I chose the cover recipe--from-scratch toaster pastries--as a test of my own mettle, and a gift for Chris, who grew up with all the sugary treats I didn't (I find one can't develop a taste for Lucky Charms with a mature palate). I had never made pie crust. I know! How did I ever land a man?!
But really, it's terrifying stuff! All you ever hear is how difficult it is to get right--Alana admits that her daughter Sadie lost a tooth on an early attempt. Even my maternal grandmother, Ila, a formidable cook if there ever was one, starting buying ready-made as soon as they were available and never looked back. Still, if I could become the kind of person who saves her vegetable scraps and denuded chicken carcasses in the freezer to make stock, I was confident I could become the kind of person who makes her own pie crust. Especially with Alana as my guide--after all, the woman taught me to dance!
The problem, it turned out, was mechanical. The most important step in making pie crust is cutting the butter into the flour; you mustn't let the butter get melty or too incorporated with the flour, and gluten is not your friend, so you can't handle the dough too much. Alana's recipe uses the bladed paddle attachment for a stand mixer. While I do own such a mixer (inherited from the aforementioned Ila), it's only equipped with beaters and dough hooks. And I don't have a pastry blender, because when was I ever going to need one of those? So Alana suggested (via Facebook) I use two knives, held like scissors with points crossing and blades facing apart. This can be done. But it is tedious and frustrating, and you curse your lack of technology: Chris, taking a turn (yeah, that's how long it took), summed up the process as "Amish bullshit."
Then I added the liquid, and the stupid dough refused to coalesce.
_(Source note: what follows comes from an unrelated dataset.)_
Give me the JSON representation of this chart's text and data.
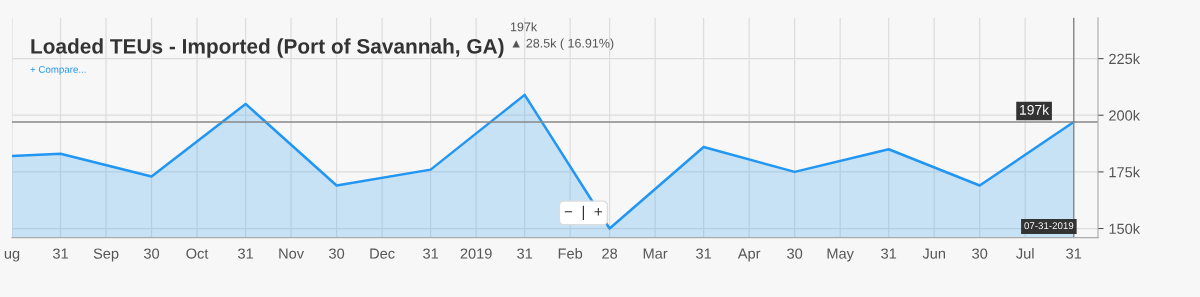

I came whisker-close to just throwing away the whole glob and bursting into tears, but this is why I have Chris, because he won't let me do silly things like that. I added a touch more water. I smushed it together as best I could, and stuck it in the fridge overnight.
And in the morning? LOOK!!
Not cover-worthy, no. But lovely flaky yumminess, filled with raspberry jam. And just like that, a new skill!
Though I am definitely investing in a pastry blender.